Carl Gustav Jung’a Göre Bilinç Dışı ve Bilinç Altı Kavramları
Carl Gustav Jung’un kuramı, “bilinçdışı” kavramına daha kapsamlı ve katmanlı bir yaklaşım getirir. Jung, genel olarak “bilinçaltı” (subconscious) terimini çok fazla kullanmaz; onun yerine “bilinçdışı” (unconscious) kavramını tercih eder ve bu kavramı iki ana başlık altında ele alır:
- Kişisel Bilinçdışı (Personal Unconscious)
- Kişinin yaşamı boyunca bastırdığı, unuttuğu veya bilinçli olarak işleyemediği duygu, düşünce ve anıları içerir.
- Freudcu anlamdaki “bilinçdışı”ya kısmen benzer, ancak Jung bu alanda “kompleks” kavramını da vurgular. Kompleksler, geçmiş deneyimlerden türeyen duygu-düşünce kümeleridir ve kişinin davranışlarını etkileyebilir.
- Kollektif Bilinçdışı (Collective Unconscious)
- Tüm insanlara özgü, atalarımızdan miras alınan arketipsel içerikleri barındırır.
- Zaman ve kültürden bağımsız, ortak sembolik öğeler, motifler (arketipler) içerir. Örneğin “Anne arketipi”, “Kahraman arketipi” gibi.
- Bu katmana, bireysel deneyimden bağımsız olarak, insanlığın ortak mirası şeklinde erişildiği düşünülür.
Jung ve “Bilinçaltı” (Subconscious) Ayrımı
- Popüler kullanımdaki “bilinçaltı” çoğu zaman Freud’un “bilinçdışı” (unconscious) kavramıyla eşanlamlıymış gibi kullanılır. Ancak Jung, tıpkı Freud gibi, akademik metinlerinde “subconscious” yerine “unconscious” terimini tercih eder.
- Günlük dilde “bilinçaltı” denildiğinde genellikle “bilincin hemen altında, biraz çabayla ulaşılabilecek içerikler” gibi bir anlam kast edilir. Bu bakımdan, Freudyen kuramdaki “önbilinç” (preconscious) veya Jung’un “kişisel bilinçdışı”nın yüzeye yakın kısımlarına denk gelebildiği söylenebilir.

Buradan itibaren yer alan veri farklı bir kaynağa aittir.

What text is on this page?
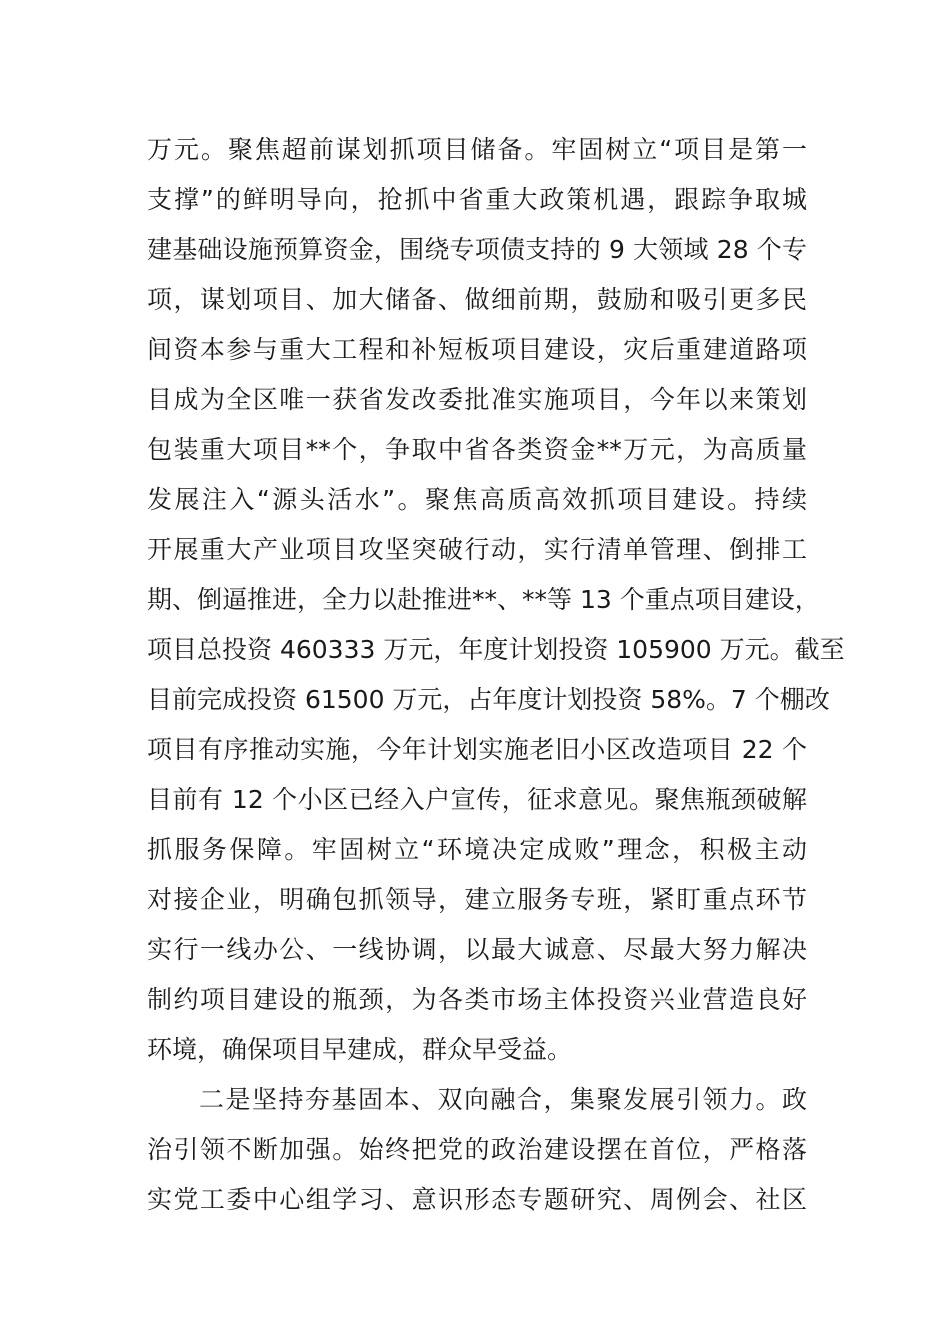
万元。聚焦超前谋划抓项目储备。牢固树立“项目是第一
支撑”的鲜明导向，抢抓中省重大政策机遇，跟踪争取城
建基础设施预算资金，围绕专项债支持的 9 大领域 28 个专
项，谋划项目、加大储备、做细前期，鼓励和吸引更多民
间资本参与重大工程和补短板项目建设，灾后重建道路项
目成为全区唯一获省发改委批准实施项目，今年以来策划
包装重大项目**个，争取中省各类资金**万元，为高质量
发展注入“源头活水”。聚焦高质高效抓项目建设。持续
开展重大产业项目攻坚突破行动，实行清单管理、倒排工
期、倒逼推进，全力以赴推进**、**等 13 个重点项目建设，
项目总投资 460333 万元，年度计划投资 105900 万元。截至
目前完成投资 61500 万元，占年度计划投资 58%。7 个棚改
项目有序推动实施，今年计划实施老旧小区改造项目 22 个
目前有 12 个小区已经入户宣传，征求意见。聚焦瓶颈破解
抓服务保障。牢固树立“环境决定成败”理念，积极主动
对接企业，明确包抓领导，建立服务专班，紧盯重点环节
实行一线办公、一线协调，以最大诚意、尽最大努力解决
制约项目建设的瓶颈，为各类市场主体投资兴业营造良好
环境，确保项目早建成，群众早受益。
二是坚持夯基固本、双向融合，集聚发展引领力。政
治引领不断加强。始终把党的政治建设摆在首位，严格落
实党工委中心组学习、意识形态专题研究、周例会、社区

- Jung, tek bir “bilinçaltı” tabakasından söz etmek yerine, kişisel ve kollektif bilinçdışı katmanları arasındaki farklılıklara vurgu yapar. Dolayısıyla, popüler kullanımda “bilinçaltı” diye anılan olgu, Jung’un kuramındaki o daha geniş ve çok katmanlı “bilinçdışı” kavramını bütünüyle karşılamaz.
Jungiyen Bağlamda Özet
- Terimlerin Kullanımı:
- Jung, “bilinçdışı” (unconscious) terimini sistemli ve teknik bir çerçevede kullanır. “Bilinçaltı” (subconscious) sözcüğü ise daha çok popüler psikolojide yer bulur ve Jung’un özgün yazılarında pek rastlanmaz.
- Çok Katmanlı Yapı:
- Jung, bilinçdışını yalnızca bireysel psikolojik malzeme (kişisel bilinçdışı) olarak görmez; arketipler aracılığıyla tüm insanlığa özgü bir “kollektif bilinçdışı” kavramı ortaya koyar.

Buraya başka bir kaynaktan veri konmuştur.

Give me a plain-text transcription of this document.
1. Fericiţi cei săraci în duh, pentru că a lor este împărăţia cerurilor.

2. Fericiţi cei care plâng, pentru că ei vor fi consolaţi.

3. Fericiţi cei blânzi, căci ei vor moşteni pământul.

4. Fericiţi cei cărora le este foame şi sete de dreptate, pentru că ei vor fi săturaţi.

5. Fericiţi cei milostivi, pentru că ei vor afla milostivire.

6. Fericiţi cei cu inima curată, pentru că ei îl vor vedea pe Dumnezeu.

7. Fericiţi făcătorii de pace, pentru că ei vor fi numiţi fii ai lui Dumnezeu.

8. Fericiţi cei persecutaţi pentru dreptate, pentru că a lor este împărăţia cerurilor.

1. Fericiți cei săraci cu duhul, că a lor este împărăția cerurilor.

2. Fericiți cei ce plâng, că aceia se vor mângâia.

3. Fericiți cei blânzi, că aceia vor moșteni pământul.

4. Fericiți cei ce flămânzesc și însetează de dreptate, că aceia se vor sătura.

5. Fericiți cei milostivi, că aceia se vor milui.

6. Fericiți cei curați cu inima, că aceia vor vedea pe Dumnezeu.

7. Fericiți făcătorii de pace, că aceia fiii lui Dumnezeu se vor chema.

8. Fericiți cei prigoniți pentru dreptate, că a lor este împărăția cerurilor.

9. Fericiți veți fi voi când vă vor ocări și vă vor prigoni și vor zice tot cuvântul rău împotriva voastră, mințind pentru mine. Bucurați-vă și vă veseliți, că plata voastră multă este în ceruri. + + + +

- Dolayısıyla, günlük konuşmada “bilinçaltı” diye söz ettiğimiz alan, Jung’a göre “kişisel bilinçdışı” + “kollektif bilinçdışı” olmak üzere daha derin ve geniş bir yapıdır.
- Kompleksler ve Arketipler:
- Kişisel bilinçdışında “kompleksler” barınırken, kolektif bilinçdışında “arketipler” yer alır. Bu iki düzey de, popüler anlamdaki “bilinçaltı” kavramından daha özenle tanımlanmış yapılardır.
Sonuç
- Jungiyen yaklaşımda “bilinçaltı” (subconscious) yerine “bilinçdışı” (unconscious) kullanımı daha yerleşiktir ve bu bilinçdışı, kişisel ve kolektif olmak üzere iki katmanda incelenir.
- Dolayısıyla, popüler söylemdeki “bilinçaltı” ile Jung’un “bilinçdışı”sı aynı şeyi tam olarak ifade etmez. Jung’un kuramı, bilinçdışı süreçleri çok daha detaylı ve katmanlı bir perspektifle ele alır.
- Güncel günlük dilde, “bilinçaltı” ve “bilinçdışı” genellikle eşanlamlıymış gibi kullanılsa da, Jungiyen ve psikanalitik bağlamda “bilinçdışı” çok daha kapsamlı, teknik ve kendine özgü bir kavramdır.